Mondal S.; Mukherjee, S.; Das, T. K.; Gonnade, R. G.; Biju, A. T. N-Heterocyclic Carbene-Catalyzed Aldol-Lactonization of Ketoacids via Dynamic Kinetic Resolution, ACS Catal. 2017, 7, 3995.(Highlighted in Organic Chemistry Portal)
N-Heterocyclic carbene (NHC)-catalyzed enantioselective aldol lactonization of acyclic ketoacids, proceeding via dynamic kinetic resolution, is presented. The carbene generated from the chiral aminoindanol-derived triazolium salt in the presence of LiCl was the key for the success of this transformation. The reaction allowed the diastereoselective and enantioselective synthesis of cyclopentane-fused β-lactones having three contiguous stereocenters. The reaction products are shown to undergo substrate-controlled β-lactone opening in the presence of amines to afford succinimide derivatives with four contiguous stereocenters.
Patra, A.; Mukherjee, S.; Das, T. K.; Jain, S.; Gonnade, R.; Biju, A. T. N-Heterocyclic Carbene-Catalyzed Umpolung of Imines. Angew. Chem. Int. Ed. 2017, 56, 2730.(Highlighted in Synfacts 2017, 13, 466; Highlighted in Organic Chemistry Portal, Highlighted in Org. Chem. Front. 2019, 6, 3821.)

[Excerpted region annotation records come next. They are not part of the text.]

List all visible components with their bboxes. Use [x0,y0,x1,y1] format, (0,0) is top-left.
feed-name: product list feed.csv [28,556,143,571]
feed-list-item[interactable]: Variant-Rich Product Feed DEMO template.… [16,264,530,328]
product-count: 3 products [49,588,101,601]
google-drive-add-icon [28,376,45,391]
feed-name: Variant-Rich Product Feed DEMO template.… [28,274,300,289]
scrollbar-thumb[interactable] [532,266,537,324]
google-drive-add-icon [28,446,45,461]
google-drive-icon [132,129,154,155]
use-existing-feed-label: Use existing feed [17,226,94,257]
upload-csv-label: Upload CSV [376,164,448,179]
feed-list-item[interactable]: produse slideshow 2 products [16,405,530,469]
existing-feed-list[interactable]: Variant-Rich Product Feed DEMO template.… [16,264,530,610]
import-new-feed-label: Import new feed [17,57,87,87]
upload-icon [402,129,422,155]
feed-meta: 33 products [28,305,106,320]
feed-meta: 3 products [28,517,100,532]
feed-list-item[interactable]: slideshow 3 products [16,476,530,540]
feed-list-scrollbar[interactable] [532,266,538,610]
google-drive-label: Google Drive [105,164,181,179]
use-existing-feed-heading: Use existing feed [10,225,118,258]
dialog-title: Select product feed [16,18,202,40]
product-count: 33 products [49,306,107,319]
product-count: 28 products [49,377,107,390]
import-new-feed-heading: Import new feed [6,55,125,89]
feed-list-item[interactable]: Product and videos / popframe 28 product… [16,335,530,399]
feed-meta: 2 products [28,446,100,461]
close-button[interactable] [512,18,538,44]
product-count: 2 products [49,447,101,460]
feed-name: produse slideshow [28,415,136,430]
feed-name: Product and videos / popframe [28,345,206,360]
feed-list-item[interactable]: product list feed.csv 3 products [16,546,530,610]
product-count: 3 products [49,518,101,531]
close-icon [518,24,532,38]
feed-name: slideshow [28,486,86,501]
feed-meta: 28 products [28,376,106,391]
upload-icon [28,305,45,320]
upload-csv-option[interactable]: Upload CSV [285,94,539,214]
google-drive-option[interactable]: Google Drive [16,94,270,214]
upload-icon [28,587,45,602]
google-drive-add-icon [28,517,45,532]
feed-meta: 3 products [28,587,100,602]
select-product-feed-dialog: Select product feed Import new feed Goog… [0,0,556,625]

N-Heterocyclic carbene (NHC) catalysis has been widely used for the umpolung of aldehydes, and recently for the umpolung of Michael acceptors. Described herein is the umpolung of aldimines catalyzed by NHCs, and the reaction likely proceeds via aza-Breslow intermediates. The NHC-catalyzed intramolecular cyclization of aldimines bearing a Michael acceptor resulted in the formation of biologically important 2-(hetero)aryl indole 3-acetic-acid derivatives in moderate to good yields. The carbene generated from the bicyclic triazolium salt was found to be efficient for this transformation.